Common errors and how to handle them:

import anthropic
from anthropic import APIError, APIConnectionError, RateLimitError

try: message = client.messages.create( model="claude-sonnet-4-20250514", max_tokens=1024, messages=[{"role": "user", "content": "Hello"}] ) except RateLimitError: print("Rate limited. Implement exponential backoff.") except APIConnectionError: print("Network issue. Retry with backoff.") except APIError as e: print(f"API error: {e}")

Streaming Responses

For real-time applications, use streaming to receive tokens as they're generated:

import anthropic

client = anthropic.Anthropic()

with client.messages.stream( model="claude-sonnet-4-20250514", max_tokens=1024, messages=[{"role": "user", "content": "Tell me a story"}] ) as stream: for text in stream.text_stream: print(text, end="", flush=True)

Streaming is ideal for chatbots and any application where low latency matters.

Key Takeaways

  • The Messages API is stateless — always send the full conversation history with each request.
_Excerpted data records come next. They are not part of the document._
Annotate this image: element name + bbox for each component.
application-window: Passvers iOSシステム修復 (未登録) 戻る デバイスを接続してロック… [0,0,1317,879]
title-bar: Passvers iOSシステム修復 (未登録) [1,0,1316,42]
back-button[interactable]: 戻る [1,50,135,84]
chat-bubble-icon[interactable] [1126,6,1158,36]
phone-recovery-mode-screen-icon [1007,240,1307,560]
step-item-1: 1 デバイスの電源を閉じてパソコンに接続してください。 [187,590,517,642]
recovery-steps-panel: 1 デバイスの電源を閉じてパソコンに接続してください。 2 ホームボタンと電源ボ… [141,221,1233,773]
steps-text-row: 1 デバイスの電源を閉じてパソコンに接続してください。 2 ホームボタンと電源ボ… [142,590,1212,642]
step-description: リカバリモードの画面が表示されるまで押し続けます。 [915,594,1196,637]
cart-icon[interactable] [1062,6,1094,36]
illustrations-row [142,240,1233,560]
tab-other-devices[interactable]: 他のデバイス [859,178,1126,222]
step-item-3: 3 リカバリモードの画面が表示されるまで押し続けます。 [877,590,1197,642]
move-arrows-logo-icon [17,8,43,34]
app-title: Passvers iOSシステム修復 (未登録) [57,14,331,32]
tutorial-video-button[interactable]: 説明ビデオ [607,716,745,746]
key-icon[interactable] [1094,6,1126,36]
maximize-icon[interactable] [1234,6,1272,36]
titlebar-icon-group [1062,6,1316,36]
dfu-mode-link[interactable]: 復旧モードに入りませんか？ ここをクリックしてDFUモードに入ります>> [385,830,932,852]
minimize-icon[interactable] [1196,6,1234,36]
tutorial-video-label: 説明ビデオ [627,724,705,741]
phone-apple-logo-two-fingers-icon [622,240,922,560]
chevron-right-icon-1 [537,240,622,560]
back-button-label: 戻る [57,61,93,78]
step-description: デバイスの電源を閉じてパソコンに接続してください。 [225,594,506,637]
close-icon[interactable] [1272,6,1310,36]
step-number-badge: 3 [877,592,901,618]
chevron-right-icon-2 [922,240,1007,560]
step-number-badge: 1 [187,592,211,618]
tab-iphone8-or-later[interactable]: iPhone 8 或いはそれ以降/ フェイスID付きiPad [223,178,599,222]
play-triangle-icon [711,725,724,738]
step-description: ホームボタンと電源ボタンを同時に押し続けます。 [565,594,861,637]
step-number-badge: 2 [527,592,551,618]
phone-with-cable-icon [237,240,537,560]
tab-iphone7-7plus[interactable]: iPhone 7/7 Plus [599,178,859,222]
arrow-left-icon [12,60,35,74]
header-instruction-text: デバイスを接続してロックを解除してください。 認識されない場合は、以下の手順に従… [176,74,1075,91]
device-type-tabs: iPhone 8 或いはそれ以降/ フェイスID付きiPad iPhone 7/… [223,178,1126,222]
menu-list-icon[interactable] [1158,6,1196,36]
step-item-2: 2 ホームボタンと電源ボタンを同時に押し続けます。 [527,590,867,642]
This gives you complete control over context.
  • Use prefill carefully — it's powerful for constraining outputs but not supported on all models. Consider structured outputs as an alternative.
  • Vision capabilities allow you to send images alongside text prompts for multimodal understanding. Always pair images with descriptive text.
  • Handle stop reasons to build robust applications — end_turn, max_tokens, and tool_use each require different responses.
  • Stream for real-time applications — streaming reduces perceived latency and improves user experience in interactive applications.